The test specimen geometry must also be considered at the scales investigated. Size effects arising from limited dislocation sources in the test volume are unavoidable at this length scale and have been extensively studied [36,37,38,39]. It has been shown that irradiation can introduce defects that mediate deformation and reduce the influence of size on the strength of micropillar compression [40]. The strained volumes for both the micropillar (2 µm3) and microshear (1.5 µm3) specimens are similar; therefore, the expectation is that both will be affected similarly, albeit with slight differences in shear yield.

The geometry of the deformed volume may also play a role in any differences observed. Both structures have a deformed region with a 1:1:1.5 (microshear) and 1:1:2 (micropillar) aspect ratio, and no bending (out-of-loading plane deflection) was observed. While micropillar specimens have well-established guidance on aspect ratios [41], microshear specimens have not received similar considerations. Fabrication of shear specimen geometries with varying width:thickness:length ratios shown in Figure 5 reveal a sensitivity to selection. With a fixed deformation volume, larger aspect ratio shear volumes have lower yield stress at the strained volumes used in this study.

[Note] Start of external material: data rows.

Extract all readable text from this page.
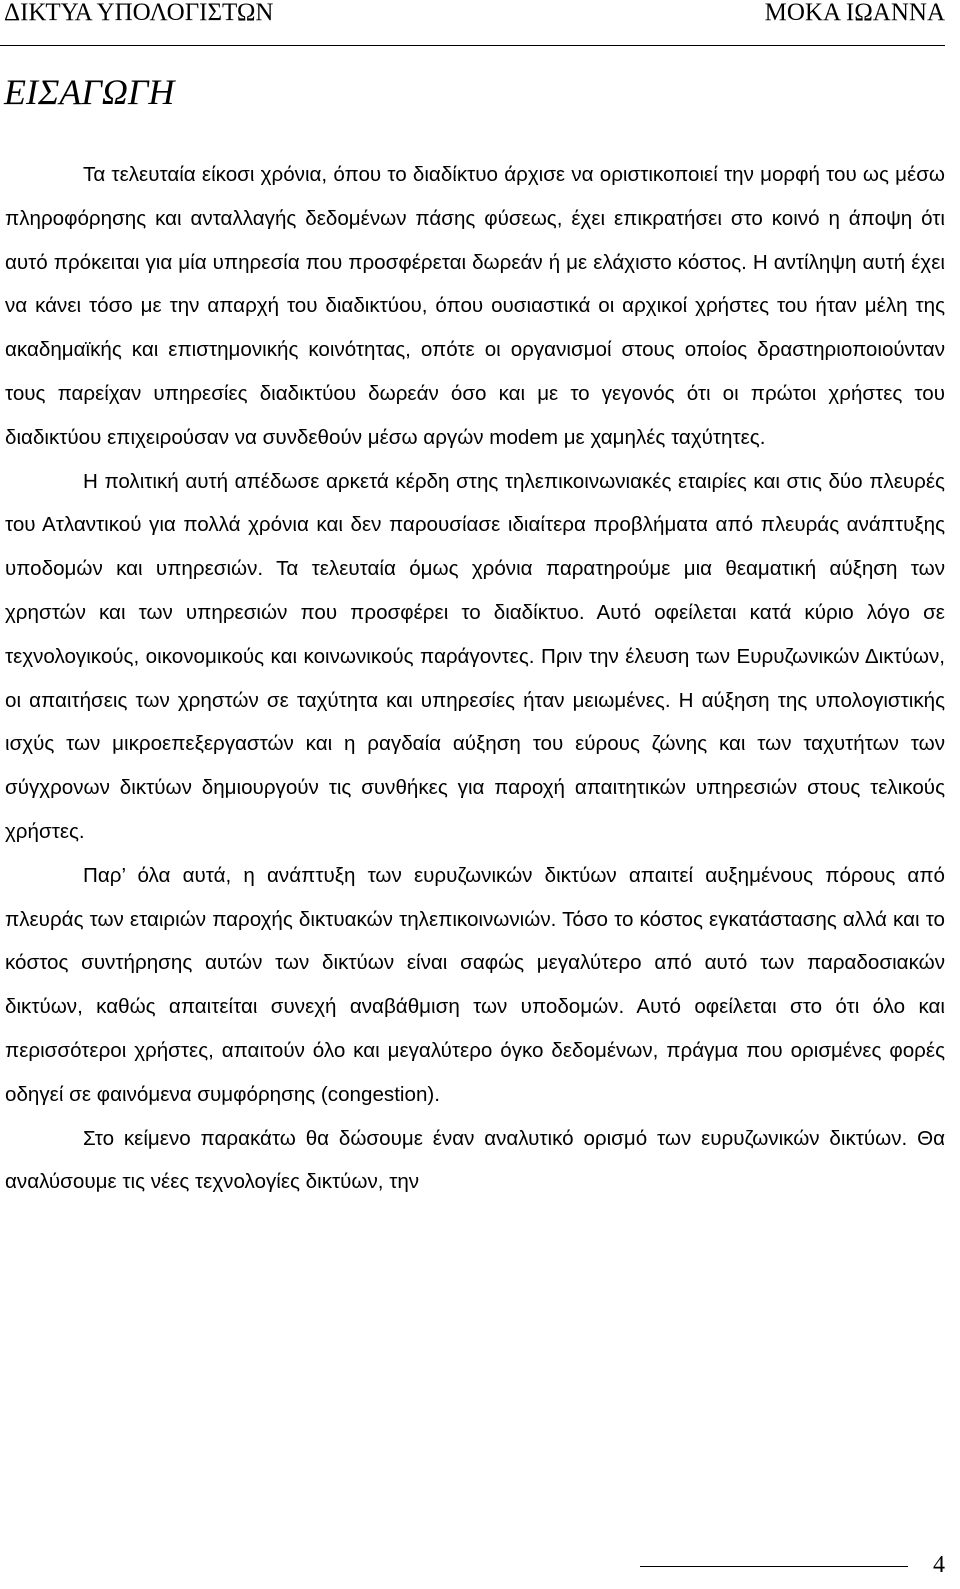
ΔΙΚΤΥΑ ΥΠΟΛΟΓΙΣΤΩΝ	ΜΟΚΑ ΙΩΑΝΝΑ
ΕΙΣΑΓΩΓΗ

Τα τελευταία είκοσι χρόνια, όπου το διαδίκτυο άρχισε να οριστικοποιεί την μορφή του ως μέσω πληροφόρησης και ανταλλαγής δεδομένων πάσης φύσεως, έχει επικρατήσει στο κοινό η άποψη ότι αυτό πρόκειται για μία υπηρεσία που προσφέρεται δωρεάν ή με ελάχιστο κόστος. Η αντίληψη αυτή έχει να κάνει τόσο με την απαρχή του διαδικτύου, όπου ουσιαστικά οι αρχικοί χρήστες του ήταν μέλη της ακαδημαϊκής και επιστημονικής κοινότητας, οπότε οι οργανισμοί στους οποίος δραστηριοποιούνταν τους παρείχαν υπηρεσίες διαδικτύου δωρεάν όσο και με το γεγονός ότι οι πρώτοι χρήστες του διαδικτύου επιχειρούσαν να συνδεθούν μέσω αργών modem με χαμηλές ταχύτητες.

Η πολιτική αυτή απέδωσε αρκετά κέρδη στης τηλεπικοινωνιακές εταιρίες και στις δύο πλευρές του Ατλαντικού για πολλά χρόνια και δεν παρουσίασε ιδιαίτερα προβλήματα από πλευράς ανάπτυξης υποδομών και υπηρεσιών. Τα τελευταία όμως χρόνια παρατηρούμε μια θεαματική αύξηση των χρηστών και των υπηρεσιών που προσφέρει το διαδίκτυο. Αυτό οφείλεται κατά κύριο λόγο σε τεχνολογικούς, οικονομικούς και κοινωνικούς παράγοντες. Πριν την έλευση των Ευρυζωνικών Δικτύων, οι απαιτήσεις των χρηστών σε ταχύτητα και υπηρεσίες ήταν μειωμένες. Η αύξηση της υπολογιστικής ισχύς των μικροεπεξεργαστών και η ραγδαία αύξηση του εύρους ζώνης και των ταχυτήτων των σύγχρονων δικτύων δημιουργούν τις συνθήκες για παροχή απαιτητικών υπηρεσιών στους τελικούς χρήστες.

Παρ’ όλα αυτά, η ανάπτυξη των ευρυζωνικών δικτύων απαιτεί αυξημένους πόρους από πλευράς των εταιριών παροχής δικτυακών τηλεπικοινωνιών. Τόσο το κόστος εγκατάστασης αλλά και το κόστος συντήρησης αυτών των δικτύων είναι σαφώς μεγαλύτερο από αυτό των παραδοσιακών δικτύων, καθώς απαιτείται συνεχή αναβάθμιση των υποδομών. Αυτό οφείλεται στο ότι όλο και περισσότεροι χρήστες, απαιτούν όλο και μεγαλύτερο όγκο δεδομένων, πράγμα που ορισμένες φορές οδηγεί σε φαινόμενα συμφόρησης (congestion).

Στο κείμενο παρακάτω θα δώσουμε έναν αναλυτικό ορισμό των ευρυζωνικών δικτύων. Θα αναλύσουμε τις νέες τεχνολογίες δικτύων, την

4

This may be due to the fact that the effective width of the volume that is deformed during slip in this loading configuration is narrow, as shown in Figure 3b,c. Therefore, the choice of volumes with a very large height to width/thickness ratio is preferred to minimize both bending moments at the supports and size effects at this length scale. In this instance, however, the difference between 1:1:2 and 2:3:8 aspect ratios is ~10%, with the difference diminishing at larger strained volumes.

Figure 5

Comparison of the shear yield strength between selected aspect ratios and deformation volumes.

4. Conclusions

The present study showcases an initial attempt to apply microscale shear testing to irradiated materials. The motivation for the current work stems from the need to perform accelerated ion irradiation damage studies and understand the impact of ion irradiation on mechanical performance. A recent study by Eftink et al. demonstrated the use of shear punch testing to probe mechanical property changes on small neutron irradiated disks and provides additional motivation to develop micromechanically accessible shear tests in ion-irradiated materials.

Single crystal Cu specimens were irradiated with 10 MeV Cu ions at elevated temperatures to induce void swelling in the target material. TEM investigations coupled with a machine-learning analytical tool were used to generate statistics over large areas. Microshear, micropillar, and nanoindentation were used to probe the changes in mechanical properties after ion irradiation. Nanoindentation and micropillar compression were selected as they are commonly utilized to probe ion-induced changes to the mechanical properties. Ion-induced void swelling reaches levels of ~2% and ~10% at 11 and 110 peak dpa, respectively. In some regions at 110 dpa, void swelling reached levels in excess of 25%.

Microshear specimens found good agreement with micropillar compression response after irradiation. Both test specimens followed an intuitive expectation from the microstructure. At 11 dpa, hardening was observed, followed by softening at 110 dpa. The discrepancy with nanoindentation results was speculated to arise from a number of sources, including residual stresses, annealing, and an increase in dislocation sources to mediate plastic flow. Further tests are needed to identify the controlling factor for the trend in nanoindentation hardness.

It should be noted that slight differences in the resolved shear stress values—owing to different loading geometries, location of slip initiation, and deformation region geometries—are present between the two test types. These factors, however, do not significantly influence the trend in the measured resolved shear yield. The similarities between micropillar and microshear specimen deformation behavior support the viability of microshear specimens for exploring the radiation response. Further studies are planned to explore the alignment of the microshear response for ion irradiated materials to that observed in shear punch testing with neutron irradiated materials.